Gorfyddyd used no reins, but spoke to his horse that obediently stopped two paces away from Sagramor. Gorfyddyd rested his spear-butt on the ground, then forced his helmet’s cheek pieces aside so that his sour face showed. “You’re Arthur’s black demon,” he accused Sagramor, spitting to avert any evil, ‘and your whore-loving Lord shelters behind your sword.” Gorfyddyd spat again, this time towards me. “Why don’t you talk to me, Arthur?” he shouted. “Lost your tongue?”
“My Lord Arthur,” Sagramor answered in his heavily accented British, ‘is saving his breath to sing his victory song.”
Gorfyddyd hefted his long spear. “I’m one-handed,” he shouted at me, ‘but I’ll fight you!”
I said nothing, nor did I move. Arthur, I knew, would never fight in single battle against a crippled man, though Arthur would never have stayed silent either. By now he would have been pleading with Gorfyddyd for peace.
Gorfyddyd did not want peace. He wanted slaughter. He rode up and down our line, controlling his horse with his knees and shouting at our men. “You’re dying because your Lord can’t keep his hands off a whore! You’re dying for a bitch with a wet rump! For a bitch in perpetual heat! Your souls will be cursed. My dead are already feasting in the Otherworld, but your souls will become their throw pieces And why will you die? For his red-headed whore?” He pointed his spear at me, then rode his horse directly at me. I pulled back lest he saw through the helmet’s eye slit that I was not Arthur and my spearmen closed protectively around me. Gorfyddyd laughed at my apparent timidity. His horse was close enough for my men to touch, but Gorfyddyd showed no fear of their spears as he spat at me. “Woman!” he called out, his worst insult, then touched his horse with his left foot and the beast turned and galloped back towards his army.
Sagramor turned to us and raised his arms. “Back!” he shouted. “Back to the fence! Quick now! Back!”
We turned our backs on the enemy and hurried away and a great shout went up as they saw our twin banners retreat. They thought we were running and they broke their ranks to pursue us, but we had too great a start on them and we had streamed through the gap in the barricade long before any of Gorfyddyd’s men could reach us. Our line spread behind the fence while I took Arthur’s proper place in the very centre of the line where the road ran through the empty gap between the felled trees. We deliberately left the gap without any obstacles in the hope that it would draw Gorfyddyd’s attacks and thus give our flanks time to rest. I raised Arthur’s two banners there and waited for the assault.
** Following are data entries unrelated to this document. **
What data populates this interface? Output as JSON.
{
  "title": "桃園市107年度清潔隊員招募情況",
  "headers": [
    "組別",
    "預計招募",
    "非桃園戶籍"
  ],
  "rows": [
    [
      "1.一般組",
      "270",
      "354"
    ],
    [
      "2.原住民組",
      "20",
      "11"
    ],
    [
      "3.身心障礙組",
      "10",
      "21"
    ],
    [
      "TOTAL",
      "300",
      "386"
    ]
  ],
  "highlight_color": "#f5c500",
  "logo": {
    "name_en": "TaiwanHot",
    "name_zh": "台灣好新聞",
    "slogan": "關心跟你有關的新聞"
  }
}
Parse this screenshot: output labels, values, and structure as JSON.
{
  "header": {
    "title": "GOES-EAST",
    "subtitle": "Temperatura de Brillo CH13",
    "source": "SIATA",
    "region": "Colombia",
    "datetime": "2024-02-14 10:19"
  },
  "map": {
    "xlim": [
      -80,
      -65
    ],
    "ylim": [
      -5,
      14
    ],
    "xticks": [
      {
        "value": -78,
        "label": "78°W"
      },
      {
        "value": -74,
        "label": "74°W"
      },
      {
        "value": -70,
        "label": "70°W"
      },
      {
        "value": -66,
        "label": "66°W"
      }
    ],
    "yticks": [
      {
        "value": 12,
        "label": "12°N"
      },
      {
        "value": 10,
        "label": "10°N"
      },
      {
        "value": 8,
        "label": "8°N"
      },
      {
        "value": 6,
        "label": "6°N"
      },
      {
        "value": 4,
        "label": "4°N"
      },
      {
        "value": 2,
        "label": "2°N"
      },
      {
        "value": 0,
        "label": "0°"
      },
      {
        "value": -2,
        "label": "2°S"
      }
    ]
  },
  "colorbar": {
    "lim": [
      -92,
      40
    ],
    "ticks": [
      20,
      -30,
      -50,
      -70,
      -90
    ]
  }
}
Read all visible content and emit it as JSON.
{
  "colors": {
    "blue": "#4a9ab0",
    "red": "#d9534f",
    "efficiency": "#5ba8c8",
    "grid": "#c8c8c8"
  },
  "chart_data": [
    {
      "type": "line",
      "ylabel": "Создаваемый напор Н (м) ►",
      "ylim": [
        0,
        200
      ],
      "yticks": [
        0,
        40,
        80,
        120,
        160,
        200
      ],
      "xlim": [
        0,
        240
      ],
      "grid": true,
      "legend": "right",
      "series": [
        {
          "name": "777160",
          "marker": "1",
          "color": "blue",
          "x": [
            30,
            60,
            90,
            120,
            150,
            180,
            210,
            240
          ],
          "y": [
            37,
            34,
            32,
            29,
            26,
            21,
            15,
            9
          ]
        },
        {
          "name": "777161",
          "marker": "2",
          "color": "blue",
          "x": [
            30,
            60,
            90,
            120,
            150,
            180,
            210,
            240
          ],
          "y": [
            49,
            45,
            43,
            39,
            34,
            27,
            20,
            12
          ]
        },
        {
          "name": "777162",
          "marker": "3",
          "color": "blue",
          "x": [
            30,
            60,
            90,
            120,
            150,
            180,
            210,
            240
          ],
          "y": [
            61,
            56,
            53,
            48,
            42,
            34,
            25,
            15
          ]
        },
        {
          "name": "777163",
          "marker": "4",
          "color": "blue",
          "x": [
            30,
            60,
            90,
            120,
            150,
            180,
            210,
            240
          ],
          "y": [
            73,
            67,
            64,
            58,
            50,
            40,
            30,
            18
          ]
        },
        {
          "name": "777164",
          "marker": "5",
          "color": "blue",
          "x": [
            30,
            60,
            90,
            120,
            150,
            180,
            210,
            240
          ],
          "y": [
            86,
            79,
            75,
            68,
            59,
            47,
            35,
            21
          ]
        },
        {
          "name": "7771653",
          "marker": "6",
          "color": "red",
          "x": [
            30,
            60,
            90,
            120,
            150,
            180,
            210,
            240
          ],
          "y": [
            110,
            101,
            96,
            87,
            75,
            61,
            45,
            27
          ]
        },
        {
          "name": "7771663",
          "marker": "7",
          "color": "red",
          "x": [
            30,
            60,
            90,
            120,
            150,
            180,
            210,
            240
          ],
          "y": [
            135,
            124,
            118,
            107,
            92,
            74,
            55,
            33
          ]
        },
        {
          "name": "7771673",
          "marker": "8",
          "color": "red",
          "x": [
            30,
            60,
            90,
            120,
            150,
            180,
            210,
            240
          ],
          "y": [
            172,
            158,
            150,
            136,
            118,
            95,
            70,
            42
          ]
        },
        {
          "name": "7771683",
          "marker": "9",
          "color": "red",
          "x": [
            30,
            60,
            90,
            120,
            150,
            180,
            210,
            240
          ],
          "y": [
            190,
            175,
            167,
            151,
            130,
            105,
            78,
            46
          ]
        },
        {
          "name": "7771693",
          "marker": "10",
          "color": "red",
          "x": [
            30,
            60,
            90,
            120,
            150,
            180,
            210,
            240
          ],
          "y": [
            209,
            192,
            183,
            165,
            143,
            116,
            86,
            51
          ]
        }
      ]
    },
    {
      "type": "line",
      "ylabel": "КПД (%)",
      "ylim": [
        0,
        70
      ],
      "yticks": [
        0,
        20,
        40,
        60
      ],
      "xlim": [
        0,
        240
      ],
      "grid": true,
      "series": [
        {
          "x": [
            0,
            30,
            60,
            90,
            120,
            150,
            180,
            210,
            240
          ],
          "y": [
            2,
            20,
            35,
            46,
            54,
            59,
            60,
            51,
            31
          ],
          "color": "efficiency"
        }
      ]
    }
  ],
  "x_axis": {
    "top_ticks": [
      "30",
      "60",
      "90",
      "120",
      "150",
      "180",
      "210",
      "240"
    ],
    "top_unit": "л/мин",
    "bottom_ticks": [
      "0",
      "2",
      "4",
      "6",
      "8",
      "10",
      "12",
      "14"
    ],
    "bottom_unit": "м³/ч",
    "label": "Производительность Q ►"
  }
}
Gorfyddyd roared at his disordered spearmen to make a new shield-wall. King Gundleus commanded the enemy’s right flank and Prince Cuneglas the left. That arrangement suggested that Gorfyddyd was not going to take our bait of the open gap, but intended to assault all along the line. “You stay here!” Sagramor shouted at our spearmen. “You’re warriors! You’re going to prove it now! You stay here, you kill here and you win here!” Morfans had forced his wounded horse a small way up the western hill from where he looked north up the vale, judging whether this was the moment to sound the horn and summon Arthur, but enemy reinforcements were still crossing the ford and he came back without putting the silver to his lips.
Gorfyddyd’s horn sounded instead. It was a raucous ram’s horn that did not send his shield-line forward, but instead provoked a dozen naked madmen to burst out of the enemy’s line and rush on our centre. Such men have put their souls in the Gods’ keeping, then fuddled their senses with a mixture of mead, thorn-apple juice, mandrake and belladonna, which can give a man waking nightmares even as it takes away his fears. Such men might be mad, drunk and naked, but they were also dangerous for they had only one aim and that was to bring down the enemy commanders. They rushed at me, mouths foaming from the magical herbs they had been chewing and with their spears held overhead ready to drive down.